I’m in the midst of ten days in what I’ve heard even Mauritanians refer to as the “least well-known country in Africa,” a country that is best known as one of the last vestiges of old-school slavery. I’ve done a fair bit of traveling in the Middle East and Nouakchott is unlike any place I’d ever been. Well, some things are the same – the fierce craving it gives me for shawarma and Coke, the way religion permeates everyday life, the fact that I can understand more of Hassaniya Arabic than I expected. But it looks just about completely different. Nouakchott has only a handful of paved roads; compared to the near-constant risk of death by Cairo traffic, your biggest transit risk here is getting your car stuck in a sand dune. It’s a capital without a real history, a post-independence construct. And like my hometown of Washington, DC, almost no one is actually from here. But more than all that, Mauritania is located at the transition between North Africa and, umm, Africa Africa, and that’s reflected in its demographics and culture.
The result is fascinating – it’s kind of like a West African version of Sudan. There are three major ethnic groups: White Moors, or bidan, who have traditionally dominated the socioeconomic hierarchy; Black Moors or Haratines, whose ancestors were enslaved by the White Moors; and black Africans, who were never enslaved and who have some cultural and linguistic similarities with West African groups like the Pulaar, Soninke and Wolof. But I am not at all qualified to talk about the racial and cultural complexities of a country I’ve been in for four days, so I’ll leave it there and refer any interested readers to a good CNN piece on the subject.
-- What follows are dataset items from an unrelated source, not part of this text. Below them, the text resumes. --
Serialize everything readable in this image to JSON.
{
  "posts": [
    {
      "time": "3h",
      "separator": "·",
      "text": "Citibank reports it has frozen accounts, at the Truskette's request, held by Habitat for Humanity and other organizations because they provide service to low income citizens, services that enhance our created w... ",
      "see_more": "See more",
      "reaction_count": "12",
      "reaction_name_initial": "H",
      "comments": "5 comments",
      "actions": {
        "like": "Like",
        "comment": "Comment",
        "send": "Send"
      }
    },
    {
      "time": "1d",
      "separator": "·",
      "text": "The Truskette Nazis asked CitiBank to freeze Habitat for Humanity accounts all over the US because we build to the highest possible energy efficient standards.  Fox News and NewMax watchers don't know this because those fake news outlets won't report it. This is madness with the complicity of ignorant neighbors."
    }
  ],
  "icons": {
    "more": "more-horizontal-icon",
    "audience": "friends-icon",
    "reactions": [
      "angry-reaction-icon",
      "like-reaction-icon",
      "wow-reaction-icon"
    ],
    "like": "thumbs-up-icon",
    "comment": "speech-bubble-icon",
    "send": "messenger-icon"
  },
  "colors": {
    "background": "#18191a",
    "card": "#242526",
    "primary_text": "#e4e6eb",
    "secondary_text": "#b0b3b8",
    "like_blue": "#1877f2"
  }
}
One of Nouakchott’s main attractions is the port de pêche, where the fishing boats come in every afternoon with their catches. It was a fascinating place. Men, mostly Wolof and Fula, dressed in full-body waders (?), were hauling the boats onto shore for the night, singing as they worked to keep moving in the same rhythm. Kids frolicked in the waves and waved around handfuls of fish; women gathered in small groups and hawked fish in the beach market. In conclusion: I made some poor sartorial choices and now most of my clothes smell like fish guts.
Thus far, my big (and embarrassingly obvious) takeaway is that the world is huge and almost totally unknown to me. In all my travels, I’ve never had quite that reaction before. After all, I’d given a fair bit of thought to the Middle East before studying abroad in Egypt, and the Palestinian question is constantly on the global stage, even if it’s hard to imagine the details of life under occupation without experiencing it. There are plenty of developing countries that come onto our radar because they supply handicrafts to our favorite fair-trade store or because they experience awful conflicts that we feel guilty for not understanding better or doing more to stop (if only we had shared the Kony 2012 video!) or for probably abetting due to our cell phone purchases.
But Mauritania is a country that I (and most other westerners) basically never think about – and yet there are 3 million people here, living out their lives in what really does feel like a corner of the world. It’s not that they live in unimaginable poverty or anything (though Mauritania is one of the world’s least-developed countries), just that it’s not a place I’d ever really bothered to imagine until recently, and yet here it is.